A social media post claims that a treatment of ginger applied to the skin has remarkable healing properties – removing mucus from the lungs overnight and putting an end to severe coughs.
The May 13 Instagram post from a New Zealand-themed account includes a meme which shows an image of a child with a dressing attached to their chest.
“Wrapped ginger can remove mucus from your lungs in just one night, and can completely stop a bad cough,” the meme’s text says. Similar memes have also been shared from accounts based in the Philippines, Portugal and the United States, among other locations.
While ginger may have beneficial properties, experts say there is no medical evidence to support the post’s health claims – nor is it biologically plausible that applying such a treatment to the skin would be effective.
Ginger has been identified as having potential anti-inflammatory properties, with one 2011 journal article suggesting its compounds could be used in drugs to combat respiratory infections based on laboratory tests on human cells.
Research has suggested gingerols and shogaols, the pungent compounds present in the rhizomes of fresh and dried ginger respectively, could have wide-ranging biological properties, including anti-oxidant, anti-microbial and anti-allergic effects, if used in therapeutic treatments.
Ginger has also been touted in online articles as a potentially beneficial home remedy, for example as a treatment for acute bronchitis or to prevent colds, although these articles often provide little or no medical evidence to back up the claims, and commonly focus on oral consumption of ginger rather than application to the skin.
For example, one article points to a review of ancient folk recipes by Iranian scholars of traditional medicines published in the Jundishapur Journal of Natural Pharmaceutical products as a source, but that review notes further research is needed to support the purported health benefits.
An article for WebMD by pediatrician and medical editor Hansa Bhargava says ginger is a common folk treatment for a range of maladies, from an upset stomach to nausea and painful periods.

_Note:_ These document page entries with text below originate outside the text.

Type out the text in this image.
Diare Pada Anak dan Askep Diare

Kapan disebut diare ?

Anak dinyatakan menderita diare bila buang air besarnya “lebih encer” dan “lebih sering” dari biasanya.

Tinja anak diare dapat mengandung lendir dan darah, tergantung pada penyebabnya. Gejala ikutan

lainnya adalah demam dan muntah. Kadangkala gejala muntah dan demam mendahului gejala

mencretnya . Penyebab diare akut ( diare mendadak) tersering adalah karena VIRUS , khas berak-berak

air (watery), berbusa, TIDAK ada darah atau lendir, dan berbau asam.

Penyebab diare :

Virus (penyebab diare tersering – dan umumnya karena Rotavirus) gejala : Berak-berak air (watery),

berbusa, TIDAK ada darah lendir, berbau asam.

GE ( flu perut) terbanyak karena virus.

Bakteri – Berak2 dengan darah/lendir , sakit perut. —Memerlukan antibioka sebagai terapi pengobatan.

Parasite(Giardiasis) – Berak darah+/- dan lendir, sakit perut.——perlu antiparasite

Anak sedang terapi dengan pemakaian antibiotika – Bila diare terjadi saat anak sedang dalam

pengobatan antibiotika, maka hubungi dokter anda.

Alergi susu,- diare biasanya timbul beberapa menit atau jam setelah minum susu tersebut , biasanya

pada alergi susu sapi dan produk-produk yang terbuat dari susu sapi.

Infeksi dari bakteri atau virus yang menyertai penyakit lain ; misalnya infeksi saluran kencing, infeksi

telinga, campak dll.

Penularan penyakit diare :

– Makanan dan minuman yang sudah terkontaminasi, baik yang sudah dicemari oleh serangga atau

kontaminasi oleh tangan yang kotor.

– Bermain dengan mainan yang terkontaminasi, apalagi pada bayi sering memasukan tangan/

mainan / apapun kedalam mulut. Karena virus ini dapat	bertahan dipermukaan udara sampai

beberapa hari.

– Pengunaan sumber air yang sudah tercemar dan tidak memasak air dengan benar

Her summary makes no suggestion that it can remove mucus congestion or stop a bad cough when applied to the skin, but does note it’s unclear if a ginger compress can lessen pain.
Professor Brian Oliver, a research leader at the Woolcock Institute specialising in respiratory viral infections, told AAP FactCheck in a phone interview there is no real evidence to support ginger being effective against coughs and colds.
Prof Oliver said a lot of plant-derived medicines have their roots in Chinese traditional medicine, which consists of combining many ingredients together.
“But for ginger, alone, there’s absolutely no evidence whatsoever, whether it’s ingested, taken as a tea or put on the skin, to support its utility,” he said.
Associate professor Yuben Moodley, a respiratory physician from the University of Western Australia’s Institute for Respiratory Health, agreed, telling AAP FactCheck the claim is almost certainly not credible given the wide range of coughs and the serious underlying lung diseases often associated with them.
“There are no studies that have studied ginger to any great extent, or to any extent to my knowledge, that would allow doctors to recommend its use in our practices,” he said in a phone interview.
Both experts were also highly skeptical of the wrapping method, questioning how ginger could impact the lungs when applied to the skin.
Prof Oliver said it would be “quite remarkable” if the method worked as it was “the wrong route of delivery”.
“Whatever’s in the ginger would need to be absorbed through the skin, then go into the bloodstream, around the body and end up in the lungs before some medicinal effects can actually cure your cough and cold,” he said.
New Zealand pharmacist and medical doctor Shaun Holt, who has authored numerous books on natural products, told AAP FactCheck that he could not find any evidence in the medical literature that a ginger wrap on the chest could help remove mucus from the lungs or help a bad cough.
He also said it was not biologically plausible that sufficient ginger could enter the bloodstream via the skin to have an effect, or that sufficient vapour could be inhaled by a person wearing the wrap.
“Nausea is a different matter, and ginger is proven to be effective; one large study worked out the dose needed and found it to be effective for nausea caused by chemotherapy,” he said.
There is no scientific evidence to support the post’s claims that a ginger wrap can remove mucus from the lungs or stop a bad cough.
Experts say such an outcome is highly implausible given the lack of any such proven effects from ginger, and the improbability enough ginger to have a biological impact could be absorbed through the skin or inhaled through vapour from a wrap applied to the chest.
False – Content that has no basis in fact.